Your child arrives. Nothing is more precious or magical than the human being you are about to nurture and guide through their life. You love your child. Raising this human being brings you boundless joy, personal growth, and fulfillment.
And then the “honeymoon” ends. This little person is crying all night as an infant, constantly saying “no” as a toddler, ignoring you as a child, and then rolling their eyes in contempt as a teenager. The magic starts to fade a bit. Many parents start to feel impatient, frustrated, and sometimes downright disrespected. With these feelings often comes disconnection.
Disconnection begins when parents react to their own thoughts and strong emotions. You may begin to resent your child’s choices or actions, retaliate by using your control to “teach them a lesson,” or retreat and withdraw from your child (come on, we’ve all felt this way at times!). These reactions do not help manage the behavior effectively. Neither do they model the behavior you want to develop in your children nor help build the relationship. There is no warm fuzzy feeling or sense of awe in these moments. Children thrive, however, when they feel connected and respected. As Jane Nelsen of Positive Discipline says, “We have to connect before we correct or redirect” and “kids do better when they feel better, not worse.”
One way to avoid getting trapped in the reactive cycle is to nurture greater fondness and admiration in your family. By working consistently and intentionally to foster these two qualities, you maintain and deepen connection with your child. More fondness and admiration will also give you a more positive view of your child in those trying moments when you have hit your limit. When that happens, you will be equipped to manage your child’s challenging behaviors and choices with greater ease, intention, and grace.
So, how is this done? It’s done with intention.
Cultivating fondness and admiration can be as simple as acknowledging your child and offering thanks. One practice that is easy to adopt is a daily or weekly acknowledgments. In my family, we call them “shoutouts”. It can be part of a family meeting or a stand-alone ritual of connection. Start by having each member of the family go around and give recognition or share an appreciation for everyone at the table. At first, you may need to coach your child on what types of things they can acknowledge and some of the language they can use. For little ones it might be as simple as having them fill in the blank by saying “Thank you, ______, for______.” It can be useful to start these conversations by going first so you can model how to acknowledge everyone.
Acknowledgment and encouragement are different from praise. An acknowledgment describes a productive behavior or offers thanks for doing something without adding a value judgment. Praise adds judgment words like amazing, good, or fantastic.

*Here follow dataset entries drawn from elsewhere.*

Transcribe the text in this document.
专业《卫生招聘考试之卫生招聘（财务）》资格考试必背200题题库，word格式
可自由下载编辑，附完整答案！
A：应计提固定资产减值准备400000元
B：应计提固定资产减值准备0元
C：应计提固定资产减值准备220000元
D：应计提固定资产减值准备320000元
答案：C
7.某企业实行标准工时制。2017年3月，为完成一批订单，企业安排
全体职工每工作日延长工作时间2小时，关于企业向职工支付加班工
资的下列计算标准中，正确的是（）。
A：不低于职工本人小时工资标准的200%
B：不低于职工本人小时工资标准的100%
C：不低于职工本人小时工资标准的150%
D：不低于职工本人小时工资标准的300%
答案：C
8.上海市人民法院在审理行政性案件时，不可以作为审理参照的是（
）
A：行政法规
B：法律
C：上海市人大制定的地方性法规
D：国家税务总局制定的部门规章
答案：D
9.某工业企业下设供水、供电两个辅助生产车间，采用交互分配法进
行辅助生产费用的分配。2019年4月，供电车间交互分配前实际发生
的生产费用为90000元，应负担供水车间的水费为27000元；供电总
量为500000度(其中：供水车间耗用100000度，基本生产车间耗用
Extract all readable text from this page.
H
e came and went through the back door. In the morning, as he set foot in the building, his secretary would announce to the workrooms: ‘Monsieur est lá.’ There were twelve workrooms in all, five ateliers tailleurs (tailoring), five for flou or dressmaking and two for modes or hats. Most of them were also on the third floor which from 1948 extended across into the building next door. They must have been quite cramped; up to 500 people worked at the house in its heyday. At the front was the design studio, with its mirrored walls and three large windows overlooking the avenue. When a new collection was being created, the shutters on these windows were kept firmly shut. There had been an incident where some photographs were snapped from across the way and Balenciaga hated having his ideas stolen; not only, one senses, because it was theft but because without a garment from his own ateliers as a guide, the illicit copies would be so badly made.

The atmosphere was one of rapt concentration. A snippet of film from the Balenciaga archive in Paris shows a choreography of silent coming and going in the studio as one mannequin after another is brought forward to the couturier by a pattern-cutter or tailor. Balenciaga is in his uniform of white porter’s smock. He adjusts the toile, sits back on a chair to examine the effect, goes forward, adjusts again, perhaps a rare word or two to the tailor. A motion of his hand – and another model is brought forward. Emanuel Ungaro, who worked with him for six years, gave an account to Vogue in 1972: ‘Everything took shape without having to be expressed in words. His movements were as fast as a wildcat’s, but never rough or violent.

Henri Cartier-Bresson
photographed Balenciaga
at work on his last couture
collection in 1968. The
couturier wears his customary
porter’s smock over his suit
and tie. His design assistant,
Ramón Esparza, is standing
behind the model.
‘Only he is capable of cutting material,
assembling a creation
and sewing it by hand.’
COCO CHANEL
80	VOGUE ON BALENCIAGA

Your appreciation may sound like:
I noticed that you…
I appreciated it when you…
I appreciate that you are… when…
When you… I felt…
You crushed it this week when you…
Thank you for…
Congratulations for…
And don’t just wait for your daily or weekly conversation. Be sure to model this practice throughout your day with your children and anyone else you encounter. Your children are watching you and will develop these skills and feelings when they see you modeling them with consistency. Emotions are contagious. So don’t hold back when you go to the grocery store and you can tell the clerk has had a long, hard day. Offer an appreciation! Your kids will notice.
Making time to have acknowledgments on a daily or weekly basis can be simple, but maintaining them consistently may require work. By making this a new habit, you build fondness and admiration, nurture deeper connection with your child, and respond to negative behaviors with greater calm and intention. So, what are you waiting for? Set up a conversation and give shoutouts today!